All these posts about alarms reminds me that in two weeks, we’ll be living in an alternate universe. The husbands will be off to work (if they still have jobs with this recession) and we’ll be lolling in bed while trying to plan in our heads how we’re going to get through the day without having the kids drive us totally insane. Pertinent summer questions:
Is there a park nearby? Picnic? Who’s pool can we crash into? What carpool is going to the movies? And what am I going to do with the littlest one? Can I get a workout in? Do I really have to make three meals today?

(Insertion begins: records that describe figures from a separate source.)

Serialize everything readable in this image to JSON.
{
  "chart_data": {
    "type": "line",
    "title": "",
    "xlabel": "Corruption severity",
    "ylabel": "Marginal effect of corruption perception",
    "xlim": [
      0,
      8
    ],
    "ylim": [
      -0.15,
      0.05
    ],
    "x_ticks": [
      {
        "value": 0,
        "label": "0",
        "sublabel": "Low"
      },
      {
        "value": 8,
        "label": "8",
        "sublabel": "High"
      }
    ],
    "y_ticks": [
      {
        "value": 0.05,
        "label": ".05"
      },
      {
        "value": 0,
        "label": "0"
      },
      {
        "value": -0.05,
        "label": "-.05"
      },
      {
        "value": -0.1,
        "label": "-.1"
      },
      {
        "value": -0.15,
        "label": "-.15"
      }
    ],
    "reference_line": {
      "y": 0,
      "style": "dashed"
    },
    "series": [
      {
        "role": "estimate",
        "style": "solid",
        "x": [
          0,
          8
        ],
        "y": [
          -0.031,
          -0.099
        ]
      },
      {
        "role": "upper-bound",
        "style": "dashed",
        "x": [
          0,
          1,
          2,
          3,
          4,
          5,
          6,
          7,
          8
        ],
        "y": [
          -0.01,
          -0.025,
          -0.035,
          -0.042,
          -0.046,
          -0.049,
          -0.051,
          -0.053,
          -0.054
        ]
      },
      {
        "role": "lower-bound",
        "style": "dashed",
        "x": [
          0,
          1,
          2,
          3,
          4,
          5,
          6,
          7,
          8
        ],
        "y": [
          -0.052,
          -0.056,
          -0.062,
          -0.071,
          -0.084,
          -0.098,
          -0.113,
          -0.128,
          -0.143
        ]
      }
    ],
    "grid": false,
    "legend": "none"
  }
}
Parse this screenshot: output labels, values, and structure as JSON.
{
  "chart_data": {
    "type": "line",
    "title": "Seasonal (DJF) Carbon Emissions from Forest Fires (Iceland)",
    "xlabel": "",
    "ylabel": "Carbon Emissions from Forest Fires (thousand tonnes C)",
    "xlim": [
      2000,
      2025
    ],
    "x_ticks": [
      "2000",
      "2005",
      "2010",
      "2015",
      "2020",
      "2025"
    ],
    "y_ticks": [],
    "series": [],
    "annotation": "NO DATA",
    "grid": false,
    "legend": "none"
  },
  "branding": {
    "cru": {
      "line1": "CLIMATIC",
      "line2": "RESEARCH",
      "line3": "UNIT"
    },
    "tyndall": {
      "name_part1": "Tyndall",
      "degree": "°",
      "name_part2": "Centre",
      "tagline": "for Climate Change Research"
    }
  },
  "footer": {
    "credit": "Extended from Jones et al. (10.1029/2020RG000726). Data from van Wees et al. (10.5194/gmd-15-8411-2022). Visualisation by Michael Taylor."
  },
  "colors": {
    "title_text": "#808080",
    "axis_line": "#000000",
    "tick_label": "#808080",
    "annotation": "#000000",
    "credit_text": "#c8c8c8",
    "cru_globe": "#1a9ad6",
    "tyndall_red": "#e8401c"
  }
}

And the best is, how do I go food shopping and plan a meal and actually cook something when it’s burning hot out and only my first kid knows how to operate the grill?
Ah summer!
More pertinent summer questions:
Can we have a babysitter for the day and then for the night?
Are we allowed to drink more cause it’s summer?

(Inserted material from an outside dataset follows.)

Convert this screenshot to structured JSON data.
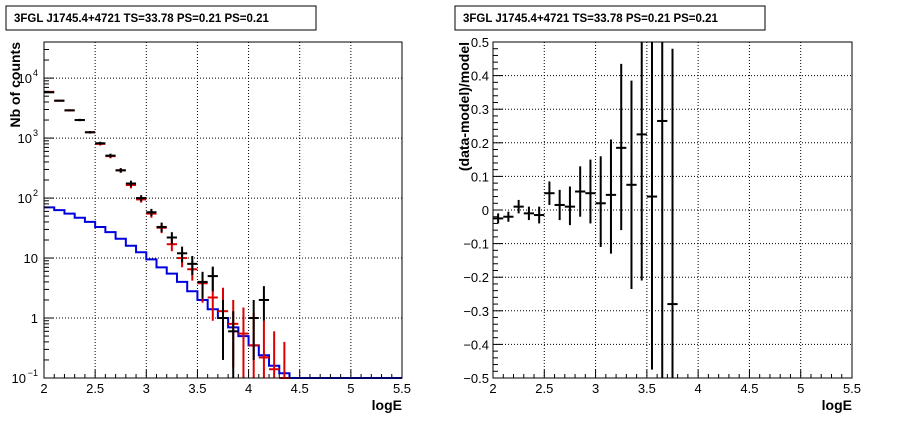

If we turn off the hot tub does it count as a pool?
What ARE those big ass bugs that aim for my hair while I’m sitting up in bed at night reading?
Sweaty sex… should I or shouldn’t I? Do I invest in air conditioning just for the bedroom?
(OK – all the guys are saying to themselves, “Does she really ask herself that?” All the gals are saying to themselves, “Get the air conditioner!!”
4 Comments
Three cheers for sweaty sex! (Sweaty sex with the AC on? Priceless… ) Too funny.
That’s right! You’re too young to give up on sweaty sex. If you give that up it’s all over, sister!
Plus you’re from the east coast, you get the best sticky, sweaty summers there. You were born in that briar patch and there ain’t no denying it.
Anything that makes you sweat = good. And, sex = good.